AWOL Marine: Is There a Form I Can Sign?

Ms. Vicki
Ms. Vicki

Dear Ms. Vicki,

I just couldn't take the Marine Corps anymore. I hated boot camp, where they crammed things down my throat, trying to brainwash me and make me think differently.

I refused to believe the Marine Corps should consume my life, but still I completed boot camp and reported to my assignment at Camp Lejeune.

I hate everything about North Carolina! The people are so backward and slow. I just left my desk and walked out the door, and I haven't looked back since because I was miserable.

I'm 22 years old, and I know it was a mistake for me to join in the first place. I don't want to give my current location, but I left my duty assignment and I'm not going back.

My girlfriend said her uncle was in the Army a long time ago, and when he went AWOL he completed a form that tells why you don't want to be in the military anymore. And after the Defense Department processes the form, it will leave you alone. It would be like you were never in the military in the first place.

Do you have a way to check this for me? Is this true? I'm won't ever go back, but I need to breathe a sigh of relief and stop lying to my parents about why I'm not a Marine. They think I was released because of downsizing.

-- Jordan (not my real name)

Dear Jordan,

What happened so quickly after reporting to your first duty station that has you so fed up that you went UA (Unauthorized Leave)/AWOL (Absent Without Official Leave)?

You must know that going AWOL or UA is illegal and punishable by the Uniform Code of Military Justice.

Furthermore, there is no form or document to submit to the DoD that will erase your enlistment. Eventually, you could be declared a deserter, which carries much harsher penalties.

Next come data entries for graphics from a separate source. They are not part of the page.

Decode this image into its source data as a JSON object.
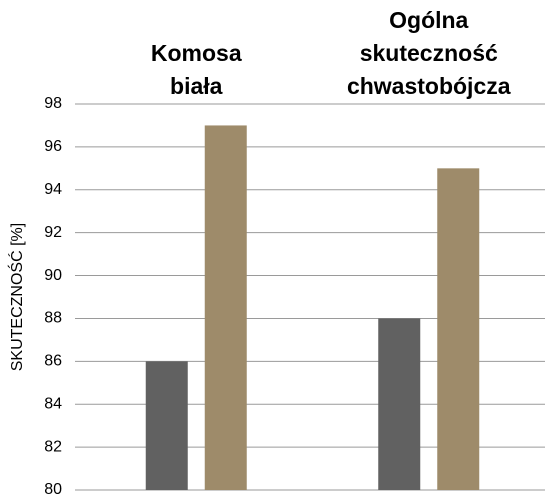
{
  "chart_data": {
    "type": "bar",
    "y_label": "SKUTECZNOŚĆ [%]",
    "categories": [
      "Komosa biała",
      "Ogólna skuteczność chwastobójcza"
    ],
    "series": [
      {
        "color": "#616161",
        "values": [
          86,
          88
        ]
      },
      {
        "color": "#9e8b6a",
        "values": [
          97,
          95
        ]
      }
    ],
    "ylim": [
      80,
      98
    ],
    "yticks": [
      80,
      82,
      84,
      86,
      88,
      90,
      92,
      94,
      96,
      98
    ],
    "grid": true
  }
}
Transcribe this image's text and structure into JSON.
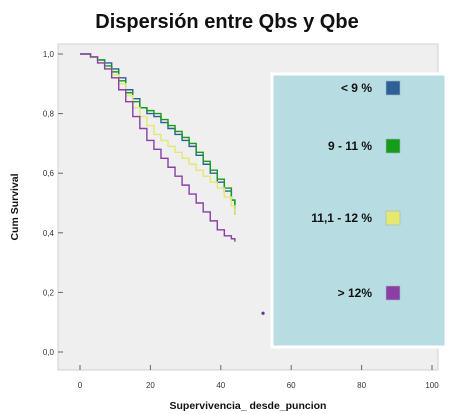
{
  "chart_data": {
    "type": "line",
    "title": "Dispersión entre Qbs y Qbe",
    "xlabel": "Supervivencia_ desde_puncion",
    "ylabel": "Cum Survival",
    "xlim": [
      0,
      100
    ],
    "ylim": [
      0.0,
      1.0
    ],
    "x_ticks": [
      0,
      20,
      40,
      60,
      80,
      100
    ],
    "x_tick_labels": [
      "0",
      "20",
      "40",
      "60",
      "80",
      "100"
    ],
    "y_ticks": [
      0.0,
      0.2,
      0.4,
      0.6,
      0.8,
      1.0
    ],
    "y_tick_labels": [
      "0,0",
      "0,2",
      "0,4",
      "0,6",
      "0,8",
      "1,0"
    ],
    "legend_position": "right",
    "plot_background": "#efefef",
    "legend_background": "#b7dde3",
    "series": [
      {
        "name": "< 9 %",
        "color": "#2f5f99",
        "x": [
          0,
          3,
          5,
          7,
          9,
          11,
          13,
          15,
          17,
          19,
          21,
          23,
          25,
          27,
          29,
          31,
          33,
          35,
          37,
          39,
          41,
          43,
          44
        ],
        "y": [
          1.0,
          0.99,
          0.98,
          0.97,
          0.95,
          0.92,
          0.88,
          0.85,
          0.82,
          0.8,
          0.79,
          0.77,
          0.75,
          0.73,
          0.71,
          0.69,
          0.66,
          0.63,
          0.6,
          0.57,
          0.54,
          0.51,
          0.48
        ]
      },
      {
        "name": "9 - 11 %",
        "color": "#169c1b",
        "x": [
          0,
          3,
          5,
          7,
          9,
          11,
          13,
          15,
          17,
          19,
          21,
          23,
          25,
          27,
          29,
          31,
          33,
          35,
          37,
          39,
          41,
          43,
          44
        ],
        "y": [
          1.0,
          0.99,
          0.98,
          0.96,
          0.94,
          0.91,
          0.87,
          0.84,
          0.82,
          0.81,
          0.8,
          0.78,
          0.76,
          0.74,
          0.72,
          0.7,
          0.67,
          0.64,
          0.61,
          0.58,
          0.55,
          0.51,
          0.46
        ]
      },
      {
        "name": "11,1 - 12 %",
        "color": "#e4e870",
        "x": [
          0,
          3,
          5,
          7,
          9,
          11,
          13,
          15,
          17,
          19,
          21,
          23,
          25,
          27,
          29,
          31,
          33,
          35,
          37,
          39,
          41,
          43,
          44
        ],
        "y": [
          1.0,
          0.99,
          0.97,
          0.95,
          0.93,
          0.9,
          0.86,
          0.82,
          0.79,
          0.76,
          0.73,
          0.71,
          0.69,
          0.67,
          0.65,
          0.63,
          0.61,
          0.59,
          0.57,
          0.55,
          0.52,
          0.49,
          0.46
        ]
      },
      {
        "name": "> 12%",
        "color": "#8a3fa6",
        "x": [
          0,
          3,
          5,
          7,
          9,
          11,
          13,
          15,
          17,
          19,
          21,
          23,
          25,
          27,
          29,
          31,
          33,
          35,
          37,
          39,
          41,
          43,
          44
        ],
        "y": [
          1.0,
          0.99,
          0.97,
          0.95,
          0.92,
          0.88,
          0.84,
          0.79,
          0.75,
          0.71,
          0.68,
          0.65,
          0.62,
          0.59,
          0.56,
          0.53,
          0.5,
          0.47,
          0.44,
          0.41,
          0.39,
          0.38,
          0.37
        ]
      }
    ],
    "annotations": [
      {
        "type": "point",
        "x": 52,
        "y": 0.13,
        "color": "#6d2fa0"
      }
    ]
  }
}
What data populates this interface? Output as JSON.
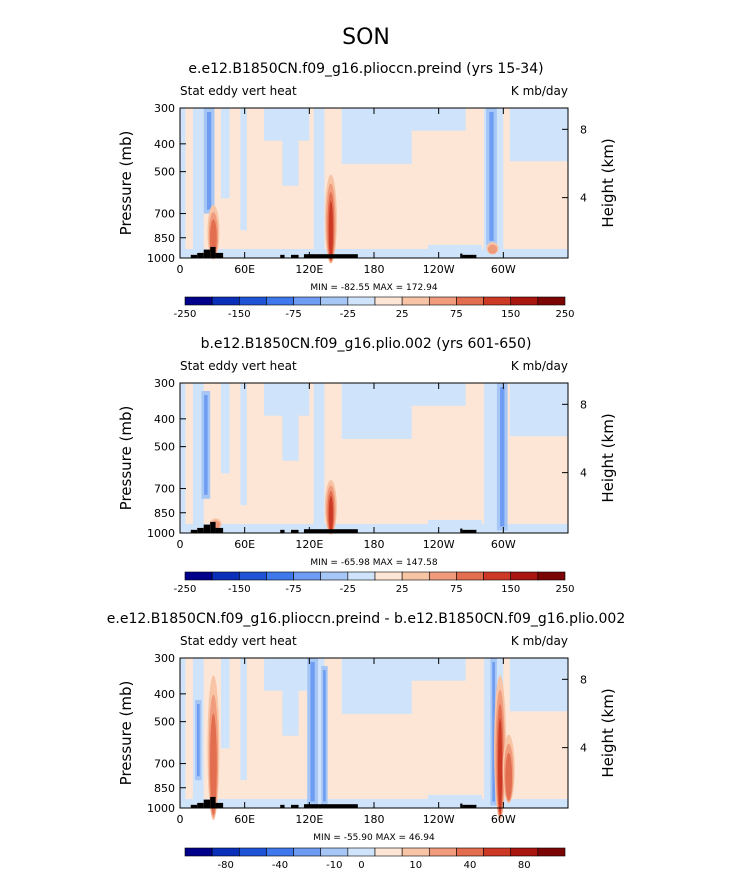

In the post-9/11 period, I have met at least five service members who were AWOL ranging from one to three years. All of them had moved on with their lives, to include employment, pursuing their education, or taking up business opportunities.

They all said they were always looking over their shoulders in fear. Eventually, each one was stopped for a routine traffic violation, an expired yearly car registration, etc. They were arrested and eventually returned to their unit to face their punishment.

I can't demand that you return to Camp Lejeune. However, my advice would be for you to tell your parents the truth, talk to your spiritual adviser, an older close friend or family member, or a military mentor.

You should receive good counsel in talking to one these individuals. Thank you for writing to me. Keep in touch and let me know what you decide to do.